Most times when hiring managers post job openings, they end up getting more applications than they will eventually end up going forward with—sometimes, thousands and thousands of them because so many people compete for the same job.
However, hiring managers need to find the perfect fit, that ‘needle in a haystack’ profile description that will fit the job description like a glove. However, more often than not, this is a challenging, lengthy, and tedious procedure for not only the hiring managers, but also for the applicants, given all the emotional exhaustion they go through.
One of the first steps hiring managers need to take is weed out applications that either don’t meet the job requirements, are incomplete, or have some other issues. This is to narrow down the pool of applicants to make the whole process easier, especially if the position has been open for quite a while.
Thousands of applications are discarded in this initial step. To make sure yours isn’t one of them, avoid making these common job application mistakes.
Not Sticking With The Instructions On The Job Posting Or The Application Form
Think of grade school. The instructions on the assignments, tests, and examinations you took were all super important, right? You couldn’t imagine not following them!
Most people have also sat through tests where the teachers hand out exam papers that have instructions such as “write your name and submit the answer sheet without answering any of the questions for the first 15 minutes.”
This is an exam that’s designed to get students to pay attention to details like instructions and understand how important they are. However, as much as we’d like the case to be otherwise, some people still don’t really get the importance of following instructions, and this is evident in their job applications.
When you’re filling out a job application, make sure you stick to the rules and follow them to avoid your application ending up in the discarded pile. Missing out important details tells hiring managers that you lack attention to detail and can’t do what you’re told to.
Leaving Empty Areas And Blank Fields In Your Application
Just like not sticking to instructions tells hiring managers that attention to detail is not a particularly strong area, leaving fields blank also tells the human resource personnel working on the applications that you’re probably not fit for the role.
This is because, at the end of the day, the managers will have insufficient information about you, and won’t be able to make a sound judgement based on only what you’ve provided. As a result, other candidates, ones who the hiring managers feel have provided better insight, will power ahead and likely be preferred to join the shortlisted pool of candidates.
Blank fields also make it easy for a hiring manager to toss away an application to reduce the initially overwhelming number of applications to speed up the process.
Missing The Closing Date And Turning In Your Application Late
Most times, job openings are posted months before their due closing date so applicants can get the necessary paperwork done, gather the required documents, and get any pending procedures completed to fill out their application in the best possible state of mind. This increases their chances of getting selected because the more time you have, the best picture of yourself you can portray on your application.

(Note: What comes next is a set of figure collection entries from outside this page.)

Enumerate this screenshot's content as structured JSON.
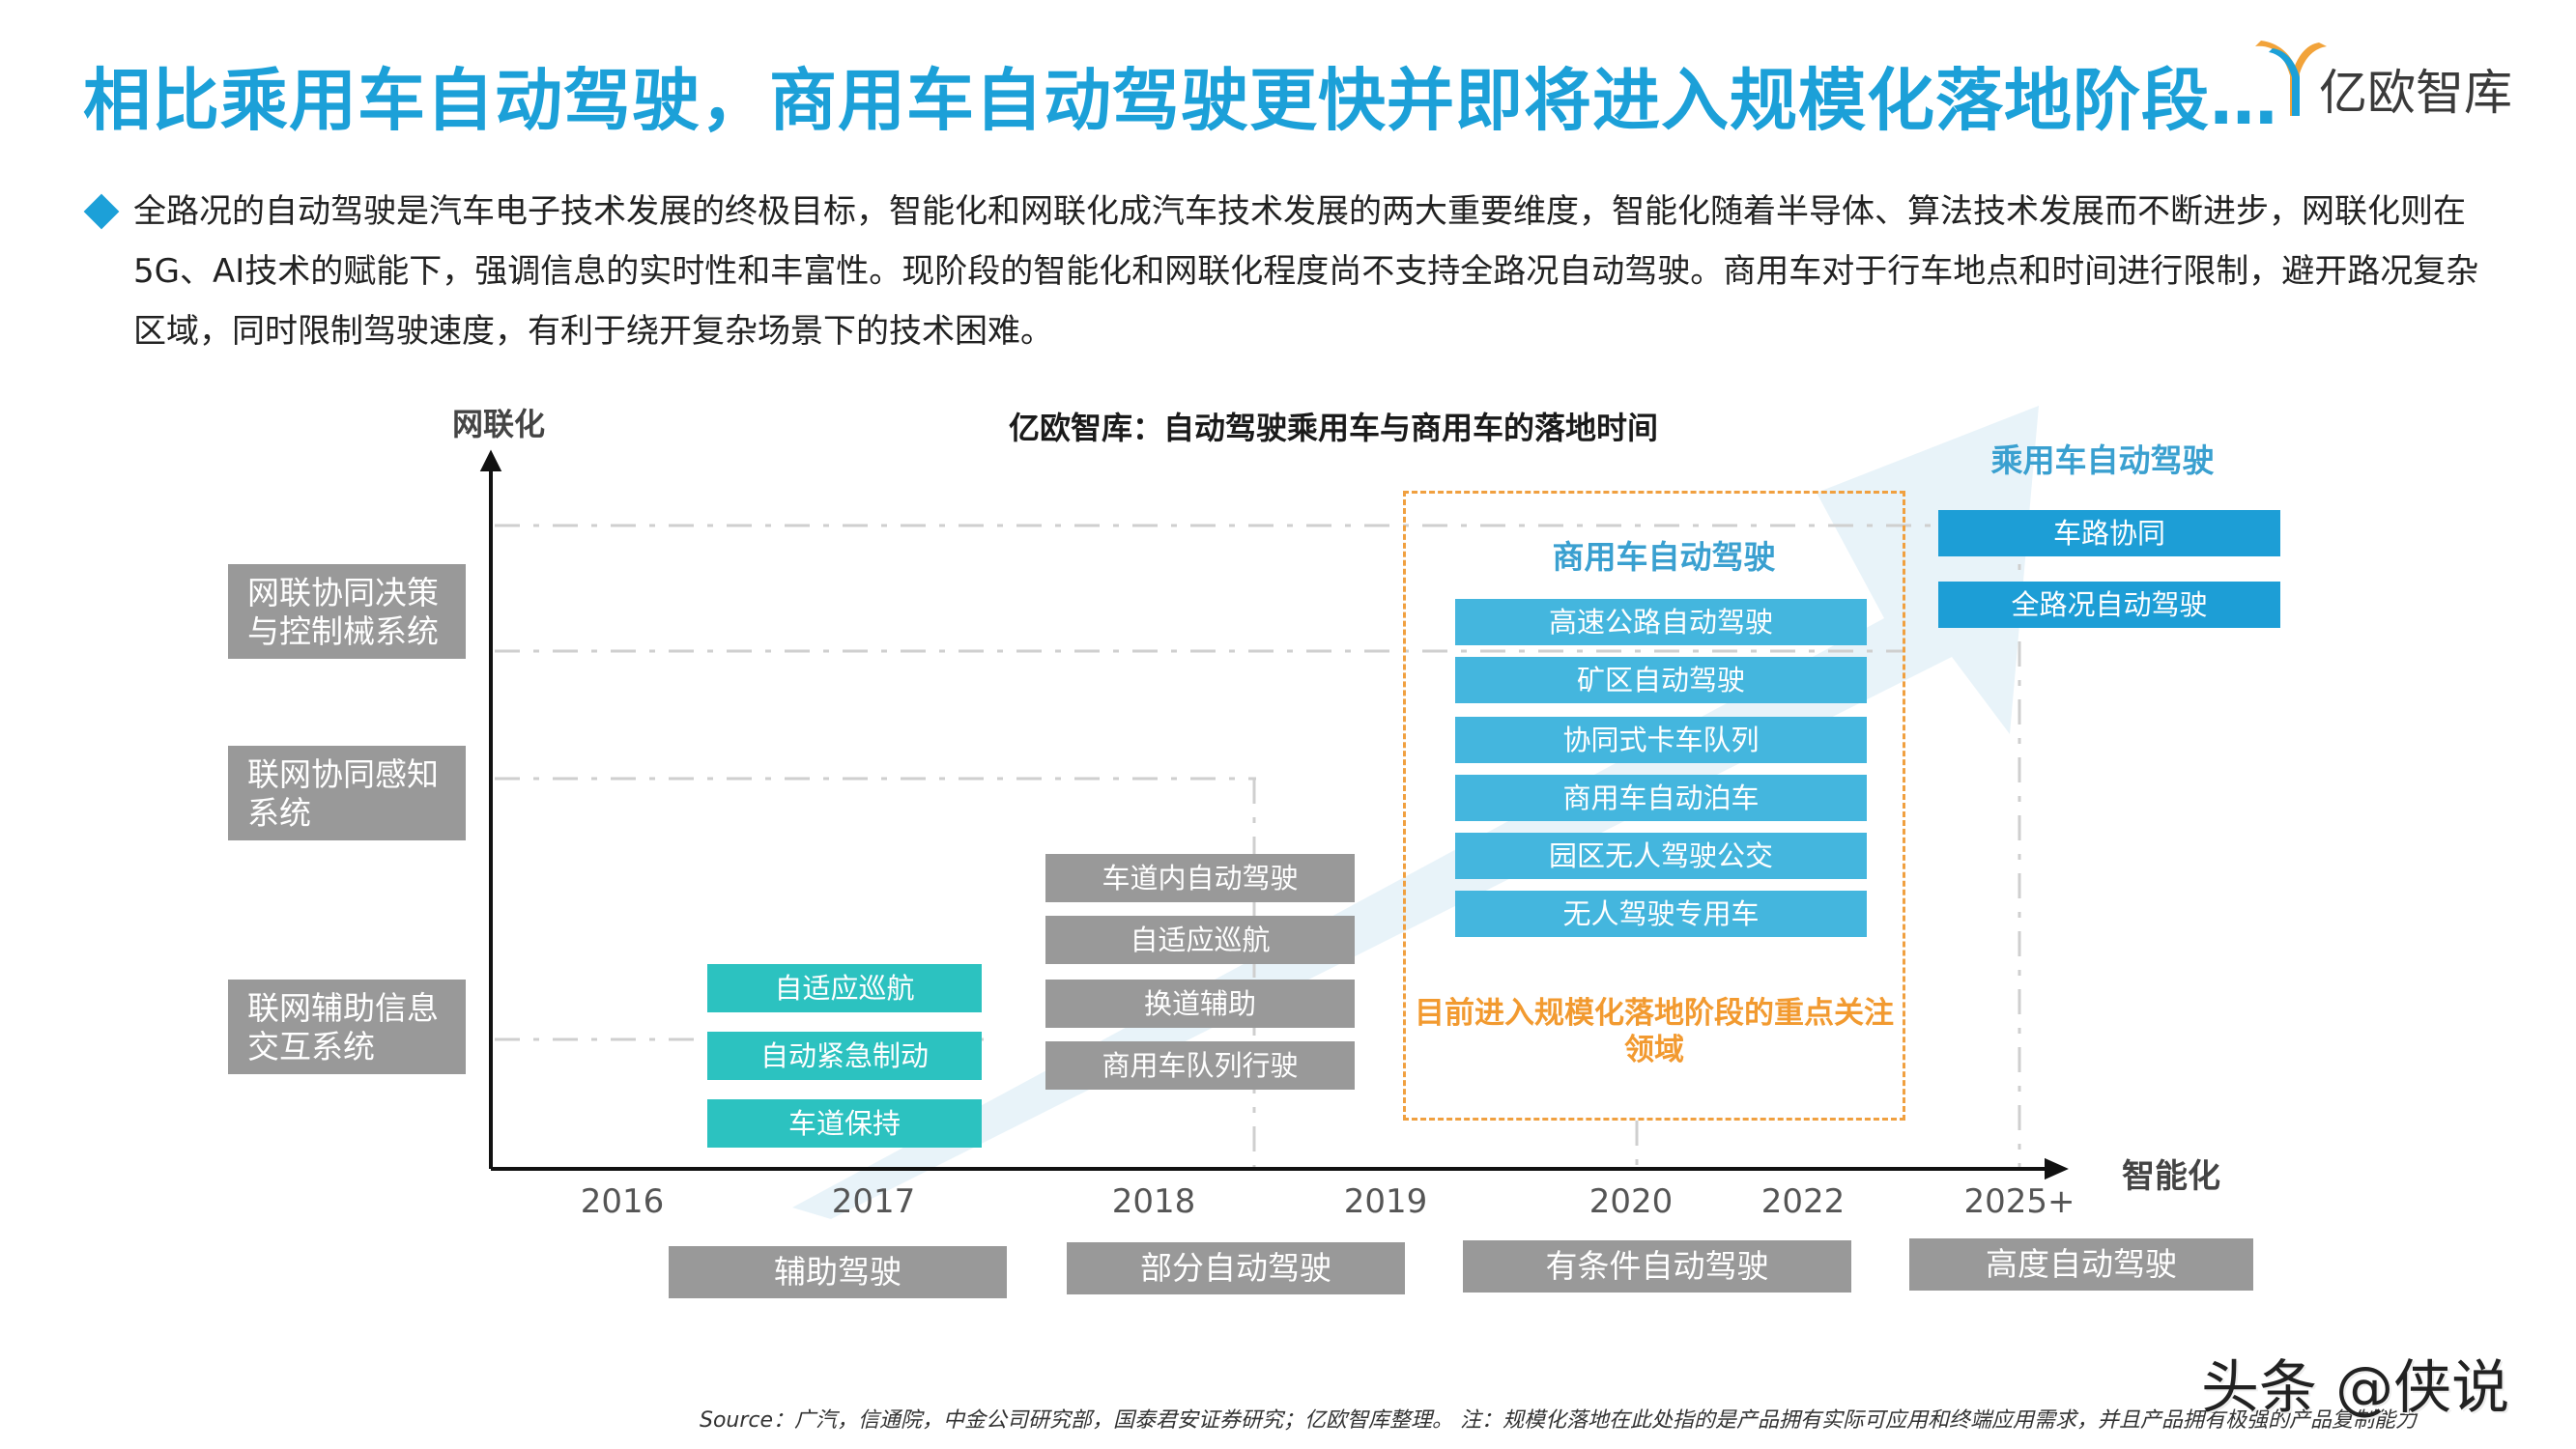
{
  "header": {
    "title": "相比乘用车自动驾驶，商用车自动驾驶更快并即将进入规模化落地阶段…",
    "logo_text": "亿欧智库"
  },
  "intro": {
    "text": "全路况的自动驾驶是汽车电子技术发展的终极目标，智能化和网联化成汽车技术发展的两大重要维度，智能化随着半导体、算法技术发展而不断进步，网联化则在5G、AI技术的赋能下，强调信息的实时性和丰富性。现阶段的智能化和网联化程度尚不支持全路况自动驾驶。商用车对于行车地点和时间进行限制，避开路况复杂区域，同时限制驾驶速度，有利于绕开复杂场景下的技术困难。"
  },
  "diagram": {
    "title": "亿欧智库：自动驾驶乘用车与商用车的落地时间",
    "y_axis_label": "网联化",
    "x_axis_label": "智能化",
    "y_levels": [
      "网联协同决策与控制械系统",
      "联网协同感知系统",
      "联网辅助信息交互系统"
    ],
    "years": [
      "2016",
      "2017",
      "2018",
      "2019",
      "2020",
      "2022",
      "2025+"
    ],
    "stages": [
      "辅助驾驶",
      "部分自动驾驶",
      "有条件自动驾驶",
      "高度自动驾驶"
    ],
    "assist": [
      "自适应巡航",
      "自动紧急制动",
      "车道保持"
    ],
    "partial": [
      "车道内自动驾驶",
      "自适应巡航",
      "换道辅助",
      "商用车队列行驶"
    ],
    "commercial": {
      "heading": "商用车自动驾驶",
      "items": [
        "高速公路自动驾驶",
        "矿区自动驾驶",
        "协同式卡车队列",
        "商用车自动泊车",
        "园区无人驾驶公交",
        "无人驾驶专用车"
      ],
      "focus_note": "目前进入规模化落地阶段的重点关注领域"
    },
    "passenger": {
      "heading": "乘用车自动驾驶",
      "items": [
        "车路协同",
        "全路况自动驾驶"
      ]
    }
  },
  "footer": {
    "source": "Source：广汽，信通院，中金公司研究部，国泰君安证券研究；亿欧智库整理。 注：规模化落地在此处指的是产品拥有实际可应用和终端应用需求，并且产品拥有极强的产品复制能力",
    "watermark": "头条 @侠说"
  },
  "colors": {
    "accent": "#1ca0d8",
    "teal": "#2cc2c0",
    "grey": "#999999",
    "light_blue": "#44b6de",
    "dark_blue": "#1d9ed6",
    "orange": "#f29a30"
  }
}
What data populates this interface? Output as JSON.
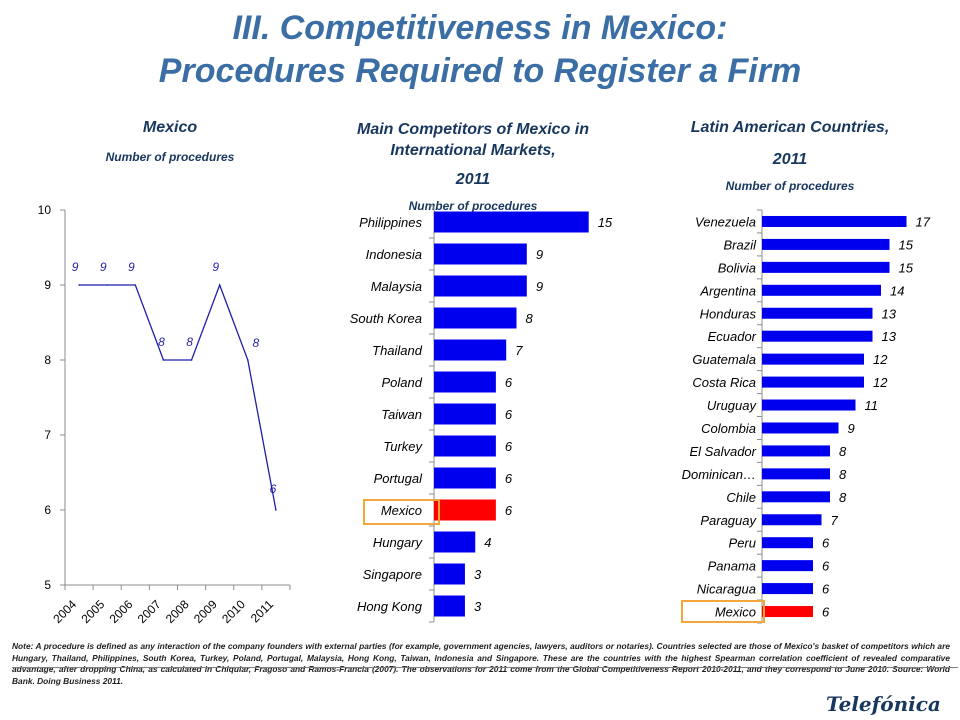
{
  "title_line1": "III. Competitiveness in Mexico:",
  "title_line2": "Procedures Required to Register a Firm",
  "colors": {
    "bar": "#0000ee",
    "highlight_bar": "#ff0000",
    "line": "#1f1fa8",
    "highlight_box": "#f3a73b"
  },
  "chart_data": [
    {
      "type": "line",
      "title": "Mexico",
      "subtitle": "Number of procedures",
      "x": [
        "2004",
        "2005",
        "2006",
        "2007",
        "2008",
        "2009",
        "2010",
        "2011"
      ],
      "values": [
        9,
        9,
        9,
        8,
        8,
        9,
        8,
        6
      ],
      "data_labels": [
        "9",
        "9",
        "9",
        "8",
        "8",
        "9",
        "8",
        "6"
      ],
      "y_ticks": [
        "5",
        "6",
        "7",
        "8",
        "9",
        "10"
      ],
      "ylim": [
        5,
        10
      ],
      "grid": false
    },
    {
      "type": "bar",
      "orientation": "horizontal",
      "title": "Main Competitors of Mexico in International Markets,",
      "title_year": "2011",
      "subtitle": "Number of procedures",
      "categories": [
        "Philippines",
        "Indonesia",
        "Malaysia",
        "South Korea",
        "Thailand",
        "Poland",
        "Taiwan",
        "Turkey",
        "Portugal",
        "Mexico",
        "Hungary",
        "Singapore",
        "Hong Kong"
      ],
      "values": [
        15,
        9,
        9,
        8,
        7,
        6,
        6,
        6,
        6,
        6,
        4,
        3,
        3
      ],
      "highlight": "Mexico",
      "xlim": [
        0,
        16
      ]
    },
    {
      "type": "bar",
      "orientation": "horizontal",
      "title": "Latin American Countries,",
      "title_year": "2011",
      "subtitle": "Number of procedures",
      "categories": [
        "Venezuela",
        "Brazil",
        "Bolivia",
        "Argentina",
        "Honduras",
        "Ecuador",
        "Guatemala",
        "Costa Rica",
        "Uruguay",
        "Colombia",
        "El Salvador",
        "Dominican…",
        "Chile",
        "Paraguay",
        "Peru",
        "Panama",
        "Nicaragua",
        "Mexico"
      ],
      "values": [
        17,
        15,
        15,
        14,
        13,
        13,
        12,
        12,
        11,
        9,
        8,
        8,
        8,
        7,
        6,
        6,
        6,
        6
      ],
      "highlight": "Mexico",
      "xlim": [
        0,
        18
      ]
    }
  ],
  "note": "Note: A procedure is defined as any interaction of the company founders with external parties (for example, government agencies, lawyers, auditors or notaries). Countries selected are those of Mexico's basket of competitors which are Hungary, Thailand, Philippines, South Korea, Turkey, Poland, Portugal, Malaysia, Hong Kong, Taiwan, Indonesia and Singapore. These are the countries with the highest Spearman correlation coefficient of revealed comparative advantage, after dropping China, as calculated in Chiquiar, Fragoso and Ramos-Francia (2007). The observations for 2011 come from the Global Competitiveness Report 2010-2011, and they correspond to June 2010. Source: World Bank. Doing Business 2011.",
  "logo_text": "Telefónica"
}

If you’ve had months to prepare for this job, and if you want it bad enough, there is really no legitimate excuse for turning it in late. As it is, hiring managers have very limited information to base huge decisions on when it comes to hiring and turning your application in late only sends forth a negative message.
Suppose the job opening already has a substantial talent pool by the time you turn your application in. In that case, yours might even not be considered, and the hiring manager assigned to the post might just discard all ones submitted after the due date.
One great tip to keep in mind is to keep tabs on the agencies and job openings you want to apply to so you’re never late to find out and submit.
Not Paying Attention To Spelling And Grammar
Nothing justifies spelling and grammar mistakes on job applications. If you know that these aren’t your strongest areas, you can always get someone to proofread your application for you, or better yet, download spelling and grammar checkers in case of online applications and let them run a check before you hit the submit button.
A couple of errors probably won’t damage your application, but anything more than that will put forth a negative impression. The application to your dream job is far too important to not make sure it is error-free.
Not Tailoring Your Application Material According To The Job Role
A job application isn’t a one size fits all deal. This is why when you’re applying for a job, a great step is to make sure you’re tailoring the information you put down according to the role you are applying for. Highlight things and experiences that are relevant and leave out the ones that don’t relate to it.
Failing to put down only the most relevant information regarding knowledge, experience, skills, and abilities will show the hiring manager that you don’t really care enough about getting the job to make an effort in positioning yourself accordingly.